Orang selama ini cenderung salah faham melihat acara-acara Maiyah. Bermaiyah dianggap “hanya” sekadar sebagai pengajian (dalam pengertian konvensional). Padahal ber-maiyah bisa aja disebut ngopi bareng, kegiatan mimbar bebas, forum rakyat yang merdeka, yang diselenggarakan secara terbuka buat siapapun. Maiyah adalah ruang, yang memperkenankan menampung siapa saja. Tidak ada istilah bagi yang hadir, “wah.. gue salah kostum datang kesini !” Majelis Maiyah memposisikan wujudnya seperti samudera, yang walau bangkai sekalipun yang masuk kedalamnya akan segera dinetralisir dan tidak akan mencemari wadah isi samudera itu. Mbah Nun menyampaikan, di maiyah tidak boleh berfikir firqah-firqah

وَاعْتَصِمُوْا بِحَبْلِ اللّٰهِ جَمِيْعًا وَّلَا تَفَرَّقُوْ

..”Dan berpegang teguhlah kamu pada tali (agama) Allah bareng-bareng, dan janganlah kamu berfirqah-firqah”.. (terjemahan lisan mbah Nun dalam acara MS dari QS 3:103).

كَانَ ٱلنَّاسُ أُمَّةً وَٰحِدَةً

Karena sesungguhnya …”Manusia itu adalah umat yang satu”… (QS 2: 213).

Mbah Nun juga menegaskan pentingnya kita mengetahui beda antara huruf dan aksara, yang oleh sebagian besar orang cenderung disamakan. Jika kita mempelajari sistem dalam bahasa Jawa dan bahasa Arab, setiap huruf dalam bahasa-bahasa tersebut merupakan aksara. Satu huruf dari satu aksara itu “sudah hidup”, berbeda dengan alfabet latin, di mana setiap huruf perlu dibantu untuk menjadi hidup. Jadi pada dasarnya beda antara Alif Lam Mim dengan alfabet  latin A L M. Juga berbeda honocoroko dengan alfabet latin HNCK.

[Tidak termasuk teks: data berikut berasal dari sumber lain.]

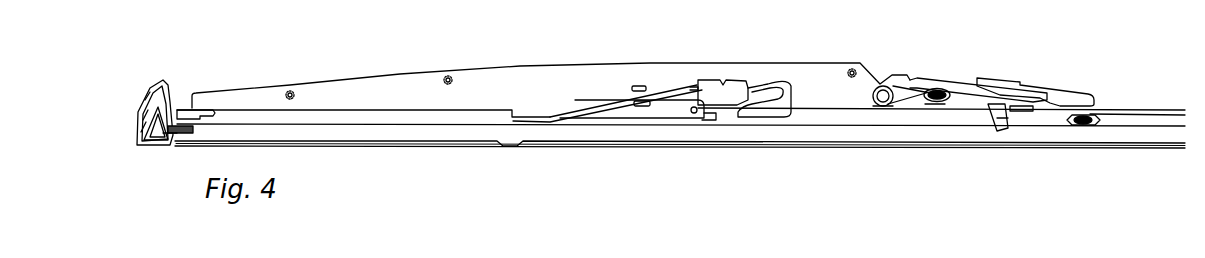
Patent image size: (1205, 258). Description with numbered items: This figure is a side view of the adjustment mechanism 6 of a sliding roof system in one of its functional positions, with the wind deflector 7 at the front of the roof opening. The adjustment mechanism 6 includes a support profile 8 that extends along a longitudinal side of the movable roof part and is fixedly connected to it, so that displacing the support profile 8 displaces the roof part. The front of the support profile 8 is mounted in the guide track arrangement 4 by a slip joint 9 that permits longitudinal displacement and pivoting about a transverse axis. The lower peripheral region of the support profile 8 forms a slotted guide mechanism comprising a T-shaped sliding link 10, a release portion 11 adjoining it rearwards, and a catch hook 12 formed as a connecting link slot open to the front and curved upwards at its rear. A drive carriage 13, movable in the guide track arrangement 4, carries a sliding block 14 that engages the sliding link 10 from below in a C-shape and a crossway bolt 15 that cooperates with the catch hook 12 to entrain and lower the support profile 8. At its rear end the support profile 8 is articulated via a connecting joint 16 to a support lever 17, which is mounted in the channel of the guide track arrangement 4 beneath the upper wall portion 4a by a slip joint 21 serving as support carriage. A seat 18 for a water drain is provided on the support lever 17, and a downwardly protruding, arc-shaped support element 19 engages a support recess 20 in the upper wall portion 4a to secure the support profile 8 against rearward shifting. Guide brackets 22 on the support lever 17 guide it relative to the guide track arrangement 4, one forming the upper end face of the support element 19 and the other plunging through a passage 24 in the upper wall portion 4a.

The guide track arrangement 4 is at (816, 136).
The upper wall portion 4a is at (1132, 110).
The adjustment mechanism 6 is at (514, 57).
The wind deflector 7 is at (167, 95).
The support profile 8 is at (550, 75).
The slip joint 9 is at (203, 137).
The sliding link 10 is at (593, 102).
The release portion 11 is at (720, 82).
The catch hook 12 is at (772, 90).
The drive carriage 13 is at (660, 113).
The sliding block 14 is at (662, 96).
The crossway bolt 15 is at (700, 113).
The connecting joint 16 is at (885, 110).
The support lever 17 is at (910, 80).
The seat 18 is at (1023, 85).
The support element 19 is at (1001, 128).
The support recess 20 is at (983, 113).
The slip joint 21 is at (1090, 127).
The guide brackets 22 is at (940, 93).
The passage 24 is at (933, 107).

Malam itu Mbah Nun juga menyampaikan dekonstruksi lain soal memaknai Nabi Muhammad yang kadung popular dipersepsi hanya sebagai Nabinya orang Islam sahaja. Nabi Muhammad adalah Nabi bagi seluruh umat manusia, beliau adalah Nabinya seluruh mahkluk Allah. Beliau diutus untuk menjadi rahmat bagi seluruh alam (multiverse). Sejurus hal yang relevan dengan tema malam itu, juga pandangan yang kadung popular bahwa Al-Qur’an pada dasarnya bukanlah kitab yang diturunkan hanya untuk orang Islam saja. Al-Qur’an adalah hudalinnas, petunjuk bagi seluruh umat manusia. Setiap manusia, apapun suku, ras, etnis, serta identitas primordial lainnya pada dasarnya membutuhkan petunjuk Al-Qur’an. Huda menurut para ustadz memiliki akar kata yang sama dengan hidayah dan hadiah. Ya, Al-Qur’an adalah hadiah dari Allah, berupa 114 surat cinta dari Yang Maha Pengasih yang diperuntukkan kepada setiap hamba-hamba-Nya.